Previous ODA funded projects have resulted in the development of the YY male technology for the mass production of all-male tilapia known as genetically male tilapia (GMT). This technology was developed as a solution to the problem of unwanted reproduction in tilapia culture which has significant negative impact upon yields. It was proposed that the technology could be applied through large scale production of YY male and normal female broodstock which could then be dispersed to hatcheries to be used for the mass production of fast growing GMT. This technology was developed and tested in the Philippines but demand for the products of this technology was such that preliminary investigations had been made into methods for transferring the technology to other countries in the region.
The original purpose of this research (defined as the measurable near term impact of the project) was to \"Increase tilapia production through adoption of the YY male technology and the culture of O. niloticus in brackishwater\". This overall purpose was further outlined in the following series of objectives: (i) Performance testing of GMT and YY males, the main activity being on-station and onfarm trials of GMT producing broodstock. (ii) Identification of social and economic factors relevant to the uptake of the YY male technology and its products. (iii) Evaluation of technology transfer to Thailand through the completion of technological development and growth comparison of the different genotype/phenotype combinations. (iv) Evaluation of salinity tolerance in available strain of O. niloticus in brackishwater environments.
By the end of the project a full dissemination programme was underway in the Philippines. Over a two year period more than 2.5 million GMT fingerlings had been dispersed to over 170 farms in 20 provinces in the Philippines. Furthermore, a network of hatcheries accredited to produce GMT had been established with an estimated production of 36 million GMT per annum coming from 17 hatcheries.
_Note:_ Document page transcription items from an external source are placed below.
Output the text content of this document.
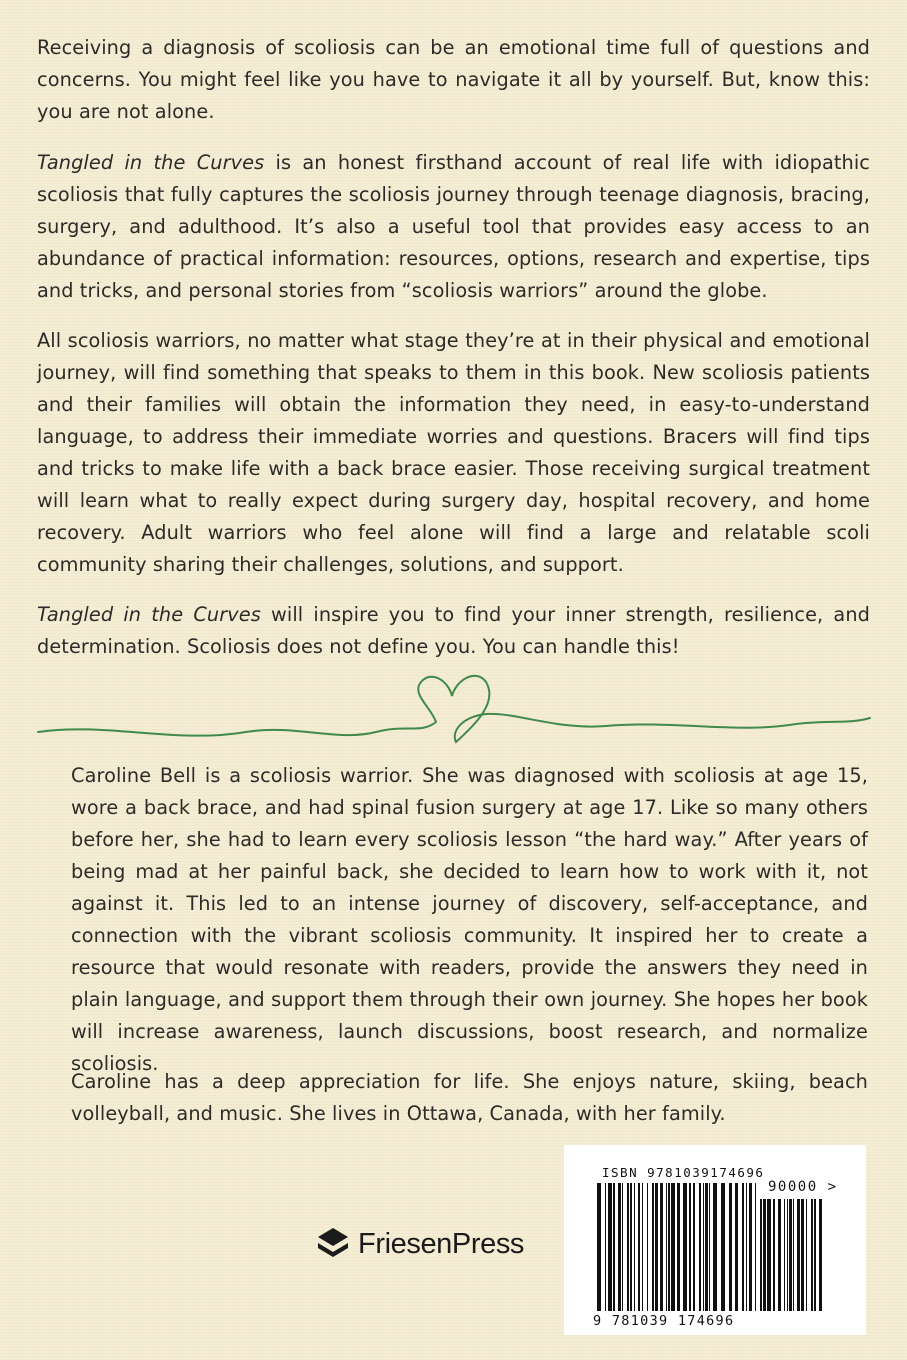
Receiving a diagnosis of scoliosis can be an emotional time full of questions and concerns. You might feel like you have to navigate it all by yourself. But, know this: you are not alone.

Tangled in the Curves is an honest firsthand account of real life with idiopathic scoliosis that fully captures the scoliosis journey through teenage diagnosis, bracing, surgery, and adulthood. It’s also a useful tool that provides easy access to an abundance of practical information: resources, options, research and expertise, tips and tricks, and personal stories from “scoliosis warriors” around the globe.

All scoliosis warriors, no matter what stage they’re at in their physical and emotional journey, will find something that speaks to them in this book. New scoliosis patients and their families will obtain the information they need, in easy-to-understand language, to address their immediate worries and questions. Bracers will find tips and tricks to make life with a back brace easier. Those receiving surgical treatment will learn what to really expect during surgery day, hospital recovery, and home recovery. Adult warriors who feel alone will find a large and relatable scoli community sharing their challenges, solutions, and support.

Tangled in the Curves will inspire you to find your inner strength, resilience, and determination. Scoliosis does not define you. You can handle this!

Caroline Bell is a scoliosis warrior. She was diagnosed with scoliosis at age 15, wore a back brace, and had spinal fusion surgery at age 17. Like so many others before her, she had to learn every scoliosis lesson “the hard way.” After years of being mad at her painful back, she decided to learn how to work with it, not against it. This led to an intense journey of discovery, self-acceptance, and connection with the vibrant scoliosis community. It inspired her to create a resource that would resonate with readers, provide the answers they need in plain language, and support them through their own journey. She hopes her book will increase awareness, launch discussions, boost research, and normalize scoliosis.

Caroline has a deep appreciation for life. She enjoys nature, skiing, beach volleyball, and music. She lives in Ottawa, Canada, with her family.

FriesenPress
ISBN 9781039174696
90000 >
9 781039 174696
The programme is generating income and is moving towards financial sustainability of research and dissemination activities related to the YY male technology in the Philippines. Initial income was used to produce information materials including a technoguide and a video describing the technology. A smaller but significant dissemination programme was also initiated in Thailand by the Department of Fisheries.
Genetic Manipulations for Improved Tilapia - TechnologyAdaptation and Development II (R 6070A). Final Technical Report, University of Wales, Swansea, 120 pp.